D’après les universitaires de la tribune « Réformes, quand est-ce que ce sera trop ? », il n’y a plus aucun doute, le 49-3 est la fameuse goutte d'eau qui fait déborder le vase ! « Est-ce que le recours à l’article 49.3 annoncé samedi 29 février par le gouvernement n’est pas le geste de trop, celui qui franchit pour de bon le seuil de l’intolérable et qui exige de notre part la réaction la plus vive et la plus unanime possible ? Sinon quand est-ce que ce sera trop ? » La violence des répressions policières contre les oppositions de la rue, du mouvement social et des lycéens, le refus d’entendre les revendications pourtant massives et maintenant de jouer le jeu de l’opposition parlementaire, tout cela rend la chose politique absolument indigeste. « Admettons au moins, disent-ils, que nous rentrons dans l’inconnu et que cet inconnu est plus qu’inquiétant ». Et prédisent-ils, si la mobilisation de ce jeudi 5 mars n’est pas massive, et qu’elle ne fait pas basculer les choses, « on ne voit plus très bien ce qui empêchera Marine Le Pen d’accéder au pouvoir en 2022… »

Une même urgence à agir habite le texte « Le recours au 49-3, une obscénité » de Paul Alliès, le président de la Convention pour la 6e République (C6R). Par ce geste, dit-il, le gouvernement impose « sa médiocre copie : une bouleversement historique du système de retraite devra être adopté sans aucun vote par le Parlement. C’est une obscénité de plus dans l’histoire de cette République. Elle confirme la nécessité d’en finir avec elle pour qu’advienne un nouveau régime où les pouvoirs soient équilibrés et les droits du parlement reconnus avec une réelle responsabilité du Premier ministre devant lui. Dans l’immédiat, la Convention pour la 6° République appelle à soutenir toutes les manifestations contre ce coup de force. »

Des réactions à chaud, des analyses, des opinions, des appels à la grève à partir du 31 mars, de ses déclinaisons locales et stratégiques à sa généralisation (lire le billet du syndicaliste Théo Roumier), il y a eu moult réactions dans le Club sur le sujet.

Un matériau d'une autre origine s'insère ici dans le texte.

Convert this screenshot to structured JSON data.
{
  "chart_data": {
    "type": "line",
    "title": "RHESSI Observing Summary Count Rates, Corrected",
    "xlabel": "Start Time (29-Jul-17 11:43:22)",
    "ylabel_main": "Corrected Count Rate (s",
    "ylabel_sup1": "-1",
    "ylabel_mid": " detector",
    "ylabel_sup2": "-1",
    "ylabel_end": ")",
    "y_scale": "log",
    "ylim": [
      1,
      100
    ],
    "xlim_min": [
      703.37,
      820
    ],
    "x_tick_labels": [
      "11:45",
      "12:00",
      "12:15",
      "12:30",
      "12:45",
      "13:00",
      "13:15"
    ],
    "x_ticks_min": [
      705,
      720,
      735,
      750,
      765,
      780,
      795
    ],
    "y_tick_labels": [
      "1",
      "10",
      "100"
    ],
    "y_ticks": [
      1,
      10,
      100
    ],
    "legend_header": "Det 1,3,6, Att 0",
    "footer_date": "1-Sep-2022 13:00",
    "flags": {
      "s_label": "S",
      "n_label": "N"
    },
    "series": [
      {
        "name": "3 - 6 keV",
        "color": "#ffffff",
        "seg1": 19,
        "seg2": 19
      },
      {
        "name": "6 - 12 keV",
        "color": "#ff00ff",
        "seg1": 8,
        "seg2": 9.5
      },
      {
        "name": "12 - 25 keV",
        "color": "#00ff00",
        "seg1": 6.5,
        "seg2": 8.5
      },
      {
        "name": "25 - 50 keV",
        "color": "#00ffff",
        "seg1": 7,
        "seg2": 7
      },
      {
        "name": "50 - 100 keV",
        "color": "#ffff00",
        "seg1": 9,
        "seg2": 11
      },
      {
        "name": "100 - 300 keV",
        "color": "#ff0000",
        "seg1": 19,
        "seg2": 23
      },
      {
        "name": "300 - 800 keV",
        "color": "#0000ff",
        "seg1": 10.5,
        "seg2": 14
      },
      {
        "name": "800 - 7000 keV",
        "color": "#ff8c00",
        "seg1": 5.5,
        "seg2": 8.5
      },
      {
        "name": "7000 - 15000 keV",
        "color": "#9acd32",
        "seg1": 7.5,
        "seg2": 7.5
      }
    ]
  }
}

Parmi eux, « Morgue de classe », de l’historien-géographe Dimitris Fasfalis dans son blog intitulé « Sur le seuil du temps », a attiré l’attention des lecteurs et on le comprend, sa réflexion rappelle l’essentiel : la survivance maladive du passé dans la politique du présent. « Le 49.3 du gouvernement achève aujourd'hui de démontrer la morgue de classe du pouvoir actuel. Morgue de classe car lorsque les travailleurs parlent du travail, ils parlent de leur vie. Lorsque les dominants en parlent, il n'en est jamais question; sauf pour l'incriminer, l'encadrer et, finalement, en nier l'autonomie radicale. »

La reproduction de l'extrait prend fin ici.